Had jij verwacht als jonge keeper uit de A-junioren direct in de basis te staan in de eerste klasse?
“Nee, want tot kort voor het seizoen wist ik niet wie de andere keeper zou zijn. Ik heb in de zomer op een camping in Frankrijk gewerkt, daardoor heb ik een stuk van de voorbereiding gemist. Daar maakte ik mij wel zorgen over. Normaal zegt de trainer dat het logisch is dat de ander (Kyle Saffrie, red.) speelt. In de wedstrijden die ik keepte, maakte ik indruk. De kansen die ik kreeg, heb ik gepakt.”
Heb je de hele jeugd bij AFC rondgelopen?
“Dit is pas mijn derde seizoen. Daarvoor heb ik bij Almere City en FC Utrecht gekeept. Het liep goed in Utrecht; in de B2 kwam ik een keeper tegen die in de D1 nog mijn concurrent was. Toen keepte ik. Het liep niet zoals ik wilde, ik zat niet zo lekker in mijn vel. Dat heb ik ook bij FC Utrecht aangegeven. Ik maakte volgens hun teveel fouten, daardoor zou ik niet meer spelen. Dan wil je met de trainer praten, maar hij wilde niet met mij in discussie gaan.”
“Ik woonde in Almere en ging daarnaartoe. Ik keepte lekker, mijn concurrent (Bob van Uden, e-sporter van Ajax, red.) raakte geblesseerd. Ik had negen wedstrijden achter elkaar gespeeld en toen hij fit was, moest hij van de trainer ook negen wedstrijden keepen. Het niveauverschil was klein, we waren echt aan elkaar gewaagd. Aan het einde van het seizoen hoorde ik dat ik weg moest, omdat ik te weinig op hoge ballen kom. Dat was echt onzin.
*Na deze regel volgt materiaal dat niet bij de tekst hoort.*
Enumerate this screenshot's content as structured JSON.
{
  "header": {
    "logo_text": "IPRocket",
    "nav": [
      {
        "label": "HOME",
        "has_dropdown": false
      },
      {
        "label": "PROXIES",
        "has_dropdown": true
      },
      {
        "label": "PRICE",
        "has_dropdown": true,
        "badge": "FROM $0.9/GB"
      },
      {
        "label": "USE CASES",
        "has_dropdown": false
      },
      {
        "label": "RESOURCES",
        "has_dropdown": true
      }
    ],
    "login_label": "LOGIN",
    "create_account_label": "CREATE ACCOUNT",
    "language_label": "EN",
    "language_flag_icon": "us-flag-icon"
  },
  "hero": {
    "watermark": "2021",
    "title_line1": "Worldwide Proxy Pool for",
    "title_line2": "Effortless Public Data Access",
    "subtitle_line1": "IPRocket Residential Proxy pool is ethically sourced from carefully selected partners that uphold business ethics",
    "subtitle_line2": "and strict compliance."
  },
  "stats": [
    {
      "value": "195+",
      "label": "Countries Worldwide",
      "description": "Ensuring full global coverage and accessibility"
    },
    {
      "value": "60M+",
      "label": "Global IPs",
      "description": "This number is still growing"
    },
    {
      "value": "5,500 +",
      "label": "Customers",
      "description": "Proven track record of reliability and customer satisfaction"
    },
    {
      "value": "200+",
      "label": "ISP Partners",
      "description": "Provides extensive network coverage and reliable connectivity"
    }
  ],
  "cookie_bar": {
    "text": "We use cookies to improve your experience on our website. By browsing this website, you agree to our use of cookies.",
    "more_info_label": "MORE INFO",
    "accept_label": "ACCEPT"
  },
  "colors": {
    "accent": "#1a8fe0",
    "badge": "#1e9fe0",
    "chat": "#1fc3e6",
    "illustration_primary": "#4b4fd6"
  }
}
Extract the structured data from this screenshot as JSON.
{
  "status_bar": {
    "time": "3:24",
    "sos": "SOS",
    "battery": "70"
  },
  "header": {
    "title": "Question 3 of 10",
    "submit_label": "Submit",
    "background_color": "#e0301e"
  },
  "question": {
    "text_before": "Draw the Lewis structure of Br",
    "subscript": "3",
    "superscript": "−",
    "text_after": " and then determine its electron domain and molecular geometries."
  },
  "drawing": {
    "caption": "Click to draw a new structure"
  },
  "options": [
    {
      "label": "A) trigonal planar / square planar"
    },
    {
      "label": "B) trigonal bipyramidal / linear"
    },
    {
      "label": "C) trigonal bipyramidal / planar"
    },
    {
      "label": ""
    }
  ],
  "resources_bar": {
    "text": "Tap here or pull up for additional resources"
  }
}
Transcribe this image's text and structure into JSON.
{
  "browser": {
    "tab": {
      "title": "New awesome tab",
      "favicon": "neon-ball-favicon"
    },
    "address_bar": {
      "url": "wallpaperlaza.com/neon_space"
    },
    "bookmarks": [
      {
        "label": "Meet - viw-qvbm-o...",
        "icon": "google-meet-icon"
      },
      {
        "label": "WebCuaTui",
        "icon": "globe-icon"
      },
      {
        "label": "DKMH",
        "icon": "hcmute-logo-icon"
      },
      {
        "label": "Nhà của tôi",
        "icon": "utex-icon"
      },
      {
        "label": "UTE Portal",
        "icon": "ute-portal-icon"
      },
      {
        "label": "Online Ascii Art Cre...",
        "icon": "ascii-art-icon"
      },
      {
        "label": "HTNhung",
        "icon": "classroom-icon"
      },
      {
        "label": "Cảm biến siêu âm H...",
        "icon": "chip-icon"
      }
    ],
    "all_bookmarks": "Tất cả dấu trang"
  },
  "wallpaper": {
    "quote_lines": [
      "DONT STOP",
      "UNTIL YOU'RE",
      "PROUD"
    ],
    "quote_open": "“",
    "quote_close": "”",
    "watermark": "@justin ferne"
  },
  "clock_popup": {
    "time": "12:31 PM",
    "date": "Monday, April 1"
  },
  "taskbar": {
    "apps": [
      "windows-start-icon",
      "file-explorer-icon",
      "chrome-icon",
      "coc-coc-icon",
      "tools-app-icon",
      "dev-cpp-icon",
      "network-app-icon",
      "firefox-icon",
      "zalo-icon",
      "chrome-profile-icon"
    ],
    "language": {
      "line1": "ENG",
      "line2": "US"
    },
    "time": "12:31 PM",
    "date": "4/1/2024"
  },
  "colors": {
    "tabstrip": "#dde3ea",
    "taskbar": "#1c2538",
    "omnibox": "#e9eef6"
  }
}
Ik heb daarna meegetraind bij De Dijk en AFC, uiteindelijk heb ik voor AFC gekozen.”
Je ziet regelmatig spelers vanuit de A1 naar de Zondag 2 gaan en niet zo snel voor de Zaterdag 1 kiezen. Waarom heb jij dat wel gedaan?
“Dat komt door John de Lange. Hij was vorig jaar ook mijn keeperstrainer bij de A1. Er kwam een plekje vrij bij de Zaterdag 1 of ik kon derde keeper worden bij het eerste. Dat sprak mij aan, maar je maakt je minuten in de reserve Hoofdklasse. Niets ten nadele daarvan, maar dat is een minder niveau dan de zaterdag eerste klasse. Bij de Zondag 2 zou ik zeker spelen, in de Zaterdag 1 moet je het nog maar zien of je de concurrentiestrijd wint. Dat was een gok. Ik vind het leuk om met John te werken, want we hebben een plan. Ik heb hem gevraagd of hij met mij aan het werk wil gaan. Ik wil in mijzelf investeren, het hoogst haalbare niveau behalen.”
Is dat hoogst haalbare een terugkeer in het profvoetbal, na je avonturen bij Almere City en FC Utrecht?
“Dat wil ik heel graag. Daar hang ik geen termijn aan vast. Vroeger legde ik mijzelf veel druk op, had ik geen geduld: ik moet dit halen, ik moet dat halen. Mijn verwachting was dat ik als eerstejaars senior meteen de tweede of derde divisie zou ingaan. John zette mij met beide benen op de grond: ‘geen enkele trainer gaat met jou dat avontuur aan’. Nu sta ik onder de lat in de eerste klasse en dat is een goed niveau om mee te beginnen.”